The initial shock of Netflix’s failed acquisition of HBO has left many employees feeling disappointed and unsure of what the future holds. The prospect of massive debt and potential cuts looms over the company, creating a sense of unease among staff. Despite the uncertainty, employees are trying to stay focused on their work and remain cautiously optimistic about the situation.
As HBO Max prepares for its launch in the U.K. and continues to produce highly anticipated shows like “The Comeback,” “Euphoria,” and “House of the Dragon,” the business carries on as usual. Similarly, Paramount+ is gearing up for the release of new content like the Taylor Sheridan drama “The Madison,” starring Michelle Pfeiffer. Both companies are moving forward with their respective projects while awaiting further developments on the merger.
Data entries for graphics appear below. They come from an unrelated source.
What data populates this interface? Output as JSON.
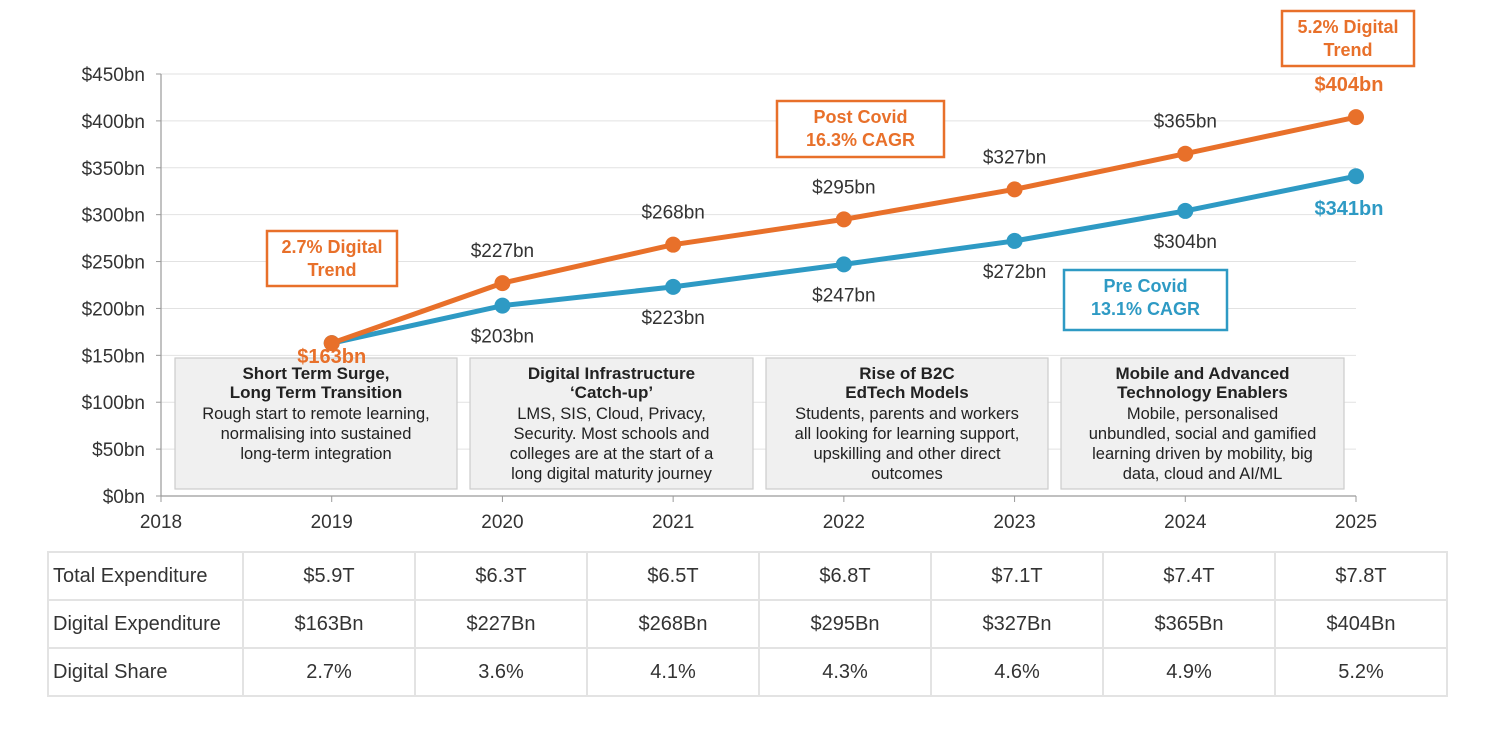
{
  "chart_data": {
    "type": "line",
    "x": [
      2019,
      2020,
      2021,
      2022,
      2023,
      2024,
      2025
    ],
    "x_ticks": [
      "2018",
      "2019",
      "2020",
      "2021",
      "2022",
      "2023",
      "2024",
      "2025"
    ],
    "xlim": [
      2018,
      2025
    ],
    "ylim": [
      0,
      450
    ],
    "y_ticks": [
      0,
      50,
      100,
      150,
      200,
      250,
      300,
      350,
      400,
      450
    ],
    "y_tick_labels": [
      "$0bn",
      "$50bn",
      "$100bn",
      "$150bn",
      "$200bn",
      "$250bn",
      "$300bn",
      "$350bn",
      "$400bn",
      "$450bn"
    ],
    "grid": true,
    "series": [
      {
        "key": "post",
        "color": "#e8702a",
        "values": [
          163,
          227,
          268,
          295,
          327,
          365,
          404
        ],
        "labels": [
          "$163bn",
          "$227bn",
          "$268bn",
          "$295bn",
          "$327bn",
          "$365bn",
          "$404bn"
        ]
      },
      {
        "key": "pre",
        "color": "#2e9ac4",
        "values": [
          163,
          203,
          223,
          247,
          272,
          304,
          341
        ],
        "labels": [
          "",
          "$203bn",
          "$223bn",
          "$247bn",
          "$272bn",
          "$304bn",
          "$341bn"
        ]
      }
    ],
    "callouts": [
      {
        "key": "trend-2019",
        "lines": [
          "2.7% Digital",
          "Trend"
        ],
        "color": "#e8702a"
      },
      {
        "key": "post-covid",
        "lines": [
          "Post Covid",
          "16.3% CAGR"
        ],
        "color": "#e8702a"
      },
      {
        "key": "trend-2025",
        "lines": [
          "5.2% Digital",
          "Trend"
        ],
        "color": "#e8702a"
      },
      {
        "key": "pre-covid",
        "lines": [
          "Pre Covid",
          "13.1% CAGR"
        ],
        "color": "#2e9ac4"
      }
    ],
    "phases": [
      {
        "title": [
          "Short Term Surge,",
          "Long Term Transition"
        ],
        "body": [
          "Rough start to remote learning,",
          "normalising into sustained",
          "long-term integration"
        ]
      },
      {
        "title": [
          "Digital Infrastructure",
          "‘Catch-up’"
        ],
        "body": [
          "LMS, SIS, Cloud, Privacy,",
          "Security. Most schools and",
          "colleges are at the start of a",
          "long digital maturity journey"
        ]
      },
      {
        "title": [
          "Rise of B2C",
          "EdTech Models"
        ],
        "body": [
          "Students, parents and workers",
          "all looking for learning support,",
          "upskilling and other direct",
          "outcomes"
        ]
      },
      {
        "title": [
          "Mobile and Advanced",
          "Technology Enablers"
        ],
        "body": [
          "Mobile, personalised",
          "unbundled, social and gamified",
          "learning driven by mobility, big",
          "data, cloud and AI/ML"
        ]
      }
    ]
  },
  "table": {
    "rows": [
      {
        "label": "Total Expenditure",
        "cells": [
          "$5.9T",
          "$6.3T",
          "$6.5T",
          "$6.8T",
          "$7.1T",
          "$7.4T",
          "$7.8T"
        ]
      },
      {
        "label": "Digital Expenditure",
        "cells": [
          "$163Bn",
          "$227Bn",
          "$268Bn",
          "$295Bn",
          "$327Bn",
          "$365Bn",
          "$404Bn"
        ]
      },
      {
        "label": "Digital Share",
        "cells": [
          "2.7%",
          "3.6%",
          "4.1%",
          "4.3%",
          "4.6%",
          "4.9%",
          "5.2%"
        ]
      }
    ]
  }
}
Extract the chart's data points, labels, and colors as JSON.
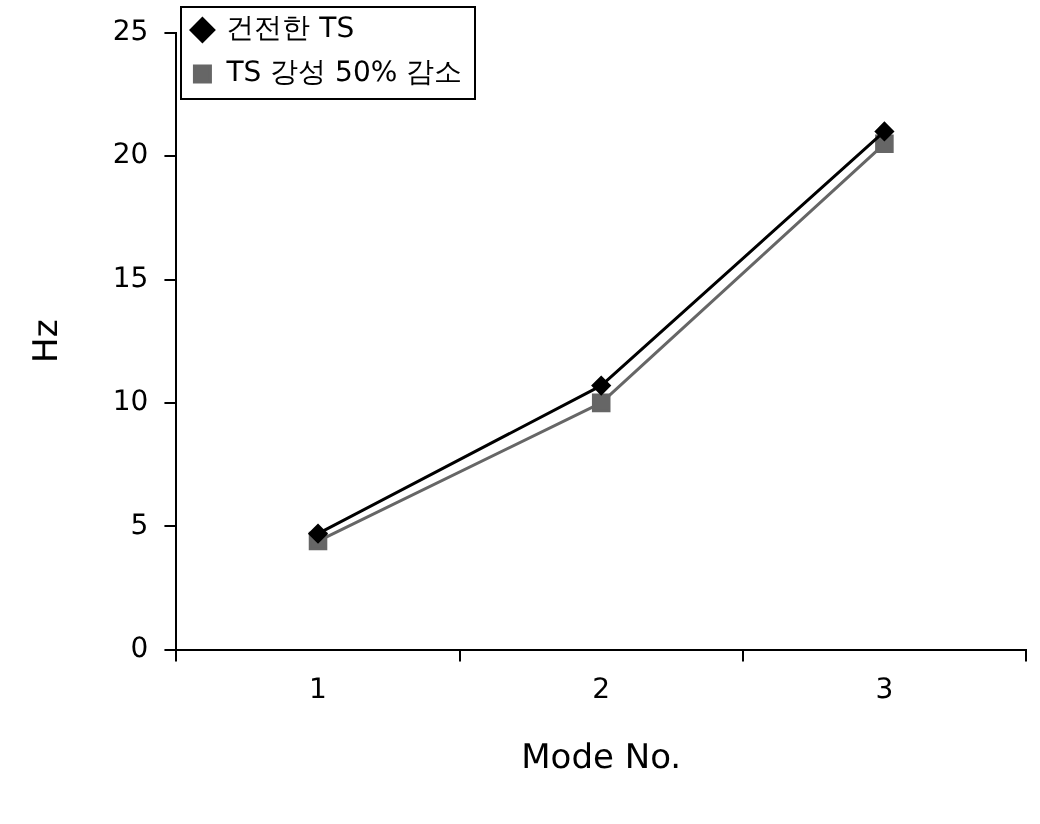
{
  "chart_data": {
    "type": "line",
    "xlabel": "Mode No.",
    "ylabel": "Hz",
    "categories": [
      "1",
      "2",
      "3"
    ],
    "series": [
      {
        "name": "건전한 TS",
        "color": "#000000",
        "marker": "diamond",
        "values": [
          4.7,
          10.7,
          21.0
        ]
      },
      {
        "name": "TS 강성 50% 감소",
        "color": "#666666",
        "marker": "square",
        "values": [
          4.4,
          10.0,
          20.5
        ]
      }
    ],
    "ylim": [
      0,
      25
    ],
    "yticks": [
      0,
      5,
      10,
      15,
      20,
      25
    ],
    "grid": false,
    "legend": "top left"
  }
}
The history of Warner Communications and Showtime adds an interesting layer to the potential merger between HBO and Paramount. With Showtime essentially absorbed by Paramount+, the focus now shifts to the future of HBO. The coming months will undoubtedly bring significant changes to the streaming landscape as these two industry giants navigate their new partnership.
As the industry waits for more details to emerge, one thing is certain: the entertainment landscape is continually evolving, and companies must adapt to survive. The fate of HBO under a merged HBO Max/Paramount+ remains uncertain, but one thing is clear – change is on the horizon.
This article was contributed by Anna Tingley.